Comprehensive testing is essential for a reliable lexer. Our testing strategy covers both normal operation and edge cases.

                    # Simple commands
                    echo hello
                    ls -la
                    cat file.txt

                    # Expected tokens: [echo][hello], [ls][-la], [cat][file.txt]
                

                    # Various quote scenarios
                    echo "hello world"
                    echo 'literal $USER'
                    echo "mixed 'quotes'"
                    echo ""
                    echo ''

                    # Test both quote types and nesting
                

                    # All operator types
                    echo hello | grep h
                    cat < input.txt
                    echo output > file.txt
                    echo append >> log.txt
                    cat << EOF

                    # Verify correct token types generated
                

                    # Complex scenarios
                    echo"no spaces"between'quotes'
                    command|pipe>redirect
                    echo "unclosed quote
                    multiple spaces between words

                    # Test error handling and boundary conditions
                

Common Pitfalls and Solutions

Learning from common mistakes can save significant debugging time. Here are frequent issues encountered when implementing shell lexers:

Incorrect Quote Handling

Problem: Treating quotes as part of the token value.

Solution: Set token start position after opening quote, end before closing quote. Quotes are delimiters, not content.

                    ❌ Wrong: "hello" → TOKEN_WORD("\"hello\"")
                    ✅ Right: "hello" → TOKEN_WORD("hello")
                

Missing Word Joining

Problem: Adjacent quoted strings treated as separate arguments.

Solution: Implement post-processing to join adjacent word tokens.

                    ❌ Wrong: file"name" → ["file", "name"] (2 arguments)
                    ✅ Right: file"name" → ["filename"] (1 argument)
                

Operator Precedence Issues

Problem: Not recognizing two-character operators like '>>'.

Solution: Use look ahead to match the longest possible operator first.

                    ❌ Wrong: >> → [">"][">"] (two redirections)
                    ✅ Right: >> → [">>"] (one append redirection)
                

Memory Leaks

Problem: Forgetting to free token values and list nodes.

Solution: Implement proper clean-up functions and use them consistently.

                    // Proper clean-up
                    void free_token(t_token *token)
                    {
                    if (token)
                    {
                    free(token->value); // Free the string
                    free(token); // Free the structure
                    }
                    }
                

Conclusion: The Foundation of Shell Processing

The lexer might seem like a simple component - after all, it just breaks text into pieces.
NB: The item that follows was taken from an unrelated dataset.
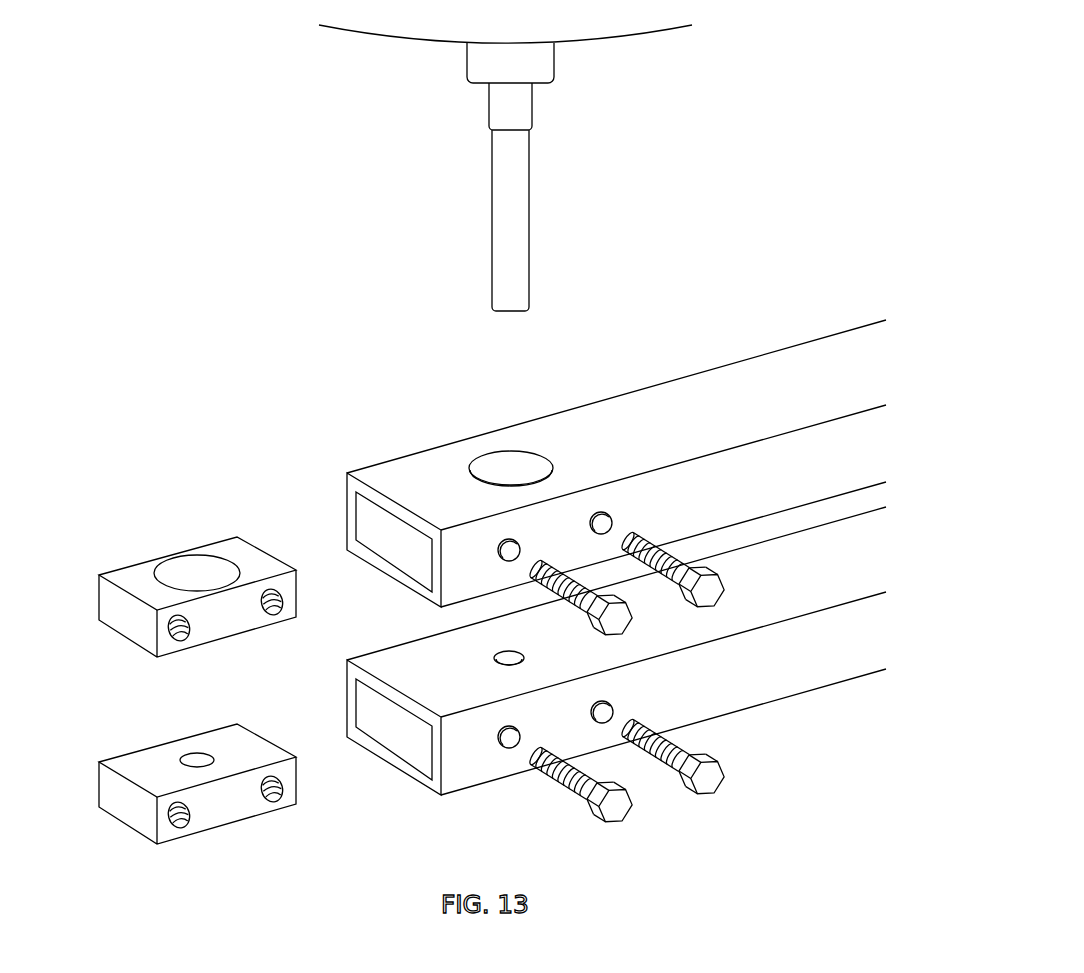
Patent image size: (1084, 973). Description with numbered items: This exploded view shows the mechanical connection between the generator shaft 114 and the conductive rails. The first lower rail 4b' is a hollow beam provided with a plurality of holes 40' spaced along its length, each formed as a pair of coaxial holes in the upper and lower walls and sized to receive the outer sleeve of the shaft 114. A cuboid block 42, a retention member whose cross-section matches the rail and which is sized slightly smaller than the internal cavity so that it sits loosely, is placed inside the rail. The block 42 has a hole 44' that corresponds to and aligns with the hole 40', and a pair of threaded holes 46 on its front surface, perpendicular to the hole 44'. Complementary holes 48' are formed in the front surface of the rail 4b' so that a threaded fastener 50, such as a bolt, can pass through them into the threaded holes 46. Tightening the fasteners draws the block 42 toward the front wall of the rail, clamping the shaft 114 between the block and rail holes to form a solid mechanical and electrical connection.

But as we've seen, it's the critical foundation that enables everything else in the shell to work correctly.

Key Takeaways:

State machines provide clarity: The FSM approach makes complex parsing logic manageable and debuggable
Details matter: Quote handling, operator recognition, and edge cases require careful attention
Clean interfaces enable composition: Well-defined token types create clear boundaries between shell components
Error handling is crucial: Robust error detection prevents issues from propagating to later stages

With a solid understanding of lexical analysis, you're ready to tackle the next challenge: building a parser that can take your token stream and create meaningful command structures for execution.